The Philippines for quite a while now has become a major player in BPO industry. The Filipinos proved to clients around the world that we can deliver and get the job done. There is no question about it. RA 10173 aims to reassure our foreign investors that they are protected and their privacy will not be breached. BPO industries process highly confidential and risky transactions. Large purchases and transfers of cash happens in a blink of an eye. The law protects and assures that the foreign clients personal details will be protected. RA 10173 provides for a stiff penalty in violation of privacy. It can be found in Chapter VIII from Section 25 to Section 37.

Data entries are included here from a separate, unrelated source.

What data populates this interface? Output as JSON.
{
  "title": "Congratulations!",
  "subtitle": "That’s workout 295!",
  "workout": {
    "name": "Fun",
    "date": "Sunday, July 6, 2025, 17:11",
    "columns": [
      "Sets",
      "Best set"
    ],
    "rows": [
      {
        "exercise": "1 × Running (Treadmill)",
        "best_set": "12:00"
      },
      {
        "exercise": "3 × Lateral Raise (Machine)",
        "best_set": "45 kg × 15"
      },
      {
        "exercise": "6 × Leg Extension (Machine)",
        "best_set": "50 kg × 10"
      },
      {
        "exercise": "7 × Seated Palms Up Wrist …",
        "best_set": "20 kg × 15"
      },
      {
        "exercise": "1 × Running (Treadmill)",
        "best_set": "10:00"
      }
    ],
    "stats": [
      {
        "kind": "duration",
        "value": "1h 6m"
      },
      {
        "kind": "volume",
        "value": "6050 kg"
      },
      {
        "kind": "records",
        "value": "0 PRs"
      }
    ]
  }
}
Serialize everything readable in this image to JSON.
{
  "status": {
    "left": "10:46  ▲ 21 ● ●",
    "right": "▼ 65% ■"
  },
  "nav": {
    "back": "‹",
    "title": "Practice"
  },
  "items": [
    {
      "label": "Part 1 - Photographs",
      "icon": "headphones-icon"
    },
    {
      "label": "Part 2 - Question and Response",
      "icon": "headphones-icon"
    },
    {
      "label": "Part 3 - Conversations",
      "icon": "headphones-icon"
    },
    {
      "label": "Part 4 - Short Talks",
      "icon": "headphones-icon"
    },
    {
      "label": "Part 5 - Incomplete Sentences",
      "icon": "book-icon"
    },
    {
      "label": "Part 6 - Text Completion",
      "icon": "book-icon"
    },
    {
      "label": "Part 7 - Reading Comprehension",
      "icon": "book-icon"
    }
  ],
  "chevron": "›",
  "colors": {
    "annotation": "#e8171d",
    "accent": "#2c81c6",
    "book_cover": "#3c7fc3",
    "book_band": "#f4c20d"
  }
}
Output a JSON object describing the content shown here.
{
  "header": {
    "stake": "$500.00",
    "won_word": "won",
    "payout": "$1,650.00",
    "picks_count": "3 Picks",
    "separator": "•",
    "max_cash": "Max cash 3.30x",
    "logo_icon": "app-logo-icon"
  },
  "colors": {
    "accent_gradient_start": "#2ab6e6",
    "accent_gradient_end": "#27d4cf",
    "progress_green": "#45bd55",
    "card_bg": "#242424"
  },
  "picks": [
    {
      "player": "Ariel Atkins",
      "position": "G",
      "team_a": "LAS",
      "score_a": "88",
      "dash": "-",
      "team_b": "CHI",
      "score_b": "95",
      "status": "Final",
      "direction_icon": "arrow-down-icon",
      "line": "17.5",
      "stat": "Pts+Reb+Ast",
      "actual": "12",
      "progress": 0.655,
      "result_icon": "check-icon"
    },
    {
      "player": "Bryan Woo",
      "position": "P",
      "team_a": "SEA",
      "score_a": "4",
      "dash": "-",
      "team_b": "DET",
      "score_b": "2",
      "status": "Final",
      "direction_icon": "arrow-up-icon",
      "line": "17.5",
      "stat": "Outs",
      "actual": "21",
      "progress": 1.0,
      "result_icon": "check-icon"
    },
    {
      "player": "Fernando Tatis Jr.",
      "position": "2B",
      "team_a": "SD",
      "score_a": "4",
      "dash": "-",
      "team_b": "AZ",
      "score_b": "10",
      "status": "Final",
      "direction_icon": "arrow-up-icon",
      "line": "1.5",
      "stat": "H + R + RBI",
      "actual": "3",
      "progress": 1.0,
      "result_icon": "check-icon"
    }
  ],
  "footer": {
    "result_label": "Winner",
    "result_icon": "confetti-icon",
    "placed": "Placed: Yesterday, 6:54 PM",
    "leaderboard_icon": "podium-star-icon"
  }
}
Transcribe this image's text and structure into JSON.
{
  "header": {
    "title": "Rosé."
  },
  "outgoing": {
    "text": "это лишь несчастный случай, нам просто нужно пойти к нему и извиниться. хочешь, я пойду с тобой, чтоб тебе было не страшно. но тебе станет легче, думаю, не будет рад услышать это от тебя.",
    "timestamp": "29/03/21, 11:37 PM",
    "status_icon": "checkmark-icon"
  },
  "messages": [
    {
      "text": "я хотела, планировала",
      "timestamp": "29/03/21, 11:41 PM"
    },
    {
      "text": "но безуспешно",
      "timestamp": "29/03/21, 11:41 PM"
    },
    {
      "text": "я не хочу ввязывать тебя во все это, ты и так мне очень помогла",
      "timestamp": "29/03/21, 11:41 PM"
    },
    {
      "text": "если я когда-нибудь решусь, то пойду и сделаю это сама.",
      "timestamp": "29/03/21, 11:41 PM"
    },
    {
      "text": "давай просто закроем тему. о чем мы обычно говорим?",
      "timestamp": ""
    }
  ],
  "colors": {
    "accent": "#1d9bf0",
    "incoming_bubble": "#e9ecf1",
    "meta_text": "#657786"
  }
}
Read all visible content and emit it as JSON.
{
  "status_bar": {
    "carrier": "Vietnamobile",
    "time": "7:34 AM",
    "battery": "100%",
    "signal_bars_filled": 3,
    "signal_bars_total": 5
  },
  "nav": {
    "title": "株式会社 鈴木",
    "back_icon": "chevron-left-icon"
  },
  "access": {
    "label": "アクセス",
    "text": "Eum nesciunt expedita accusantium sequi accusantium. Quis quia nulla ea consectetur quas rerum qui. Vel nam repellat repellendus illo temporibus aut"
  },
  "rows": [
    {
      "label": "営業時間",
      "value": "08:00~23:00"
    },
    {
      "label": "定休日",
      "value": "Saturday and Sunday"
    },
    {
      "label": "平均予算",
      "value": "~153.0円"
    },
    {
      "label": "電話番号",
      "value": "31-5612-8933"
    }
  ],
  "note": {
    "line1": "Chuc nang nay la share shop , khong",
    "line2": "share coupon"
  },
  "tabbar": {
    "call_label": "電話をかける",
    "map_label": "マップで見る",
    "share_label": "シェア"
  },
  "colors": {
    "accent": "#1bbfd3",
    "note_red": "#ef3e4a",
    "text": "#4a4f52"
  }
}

GRAY AREAS IN APPLICATION OF RA 10173
Provided that the Act bestow very stiff penalty, ranging from thousand to millions of Pesos, there should be a clear description of the law.
To process ones data will probably take several steps. And this might take several Personal information controller and Personal information processor. It would be very difficult to determine on which step of the process the right of the subject has been violated. Does this make every personnel and controller who handles the processing of the personal information liable to the subject?
There is no doubt that a Controller will have a very high influence on the processors. As the processors will listen to what his immediate officer will tell him. What will be the basis of accountability of the Controller and the Processor? Will the liability of the controller and processor be solidary?
Under Section 34 (Extent of Liability) it is stated that “If the offender is a corporation, partnership or any juridical person, the penalty shall be imposed upon the responsible officers, as the case may be, who participated in, or by their gross negligence, allowed the commission of the crime. If the offender is a juridical person, the court may suspend or revoke any of its rights under this Act. If the offender is an alien, he or she shall, in addition to the penalties herein prescribed, be deported without further proceedings after serving the penalties prescribed. If the offender is a public official or employee and lie or she is found guilty of acts penalized under Sections 27 and 28 of this Act, he or she shall, in addition to the penalties prescribed herein, suffer perpetual or temporary absolute disqualification from office, as the case may be.”
The question would be, will the Partners of a partnership and Board of Directors be liable if their Controllers and Processors violated the Act. It seems that from the point of view of the law they will be liable as they are grossly negligent of the actions of their officers and staff. But from the point of view of the directors and partners, they can’t monitor every action and demeanor of their officers and staff.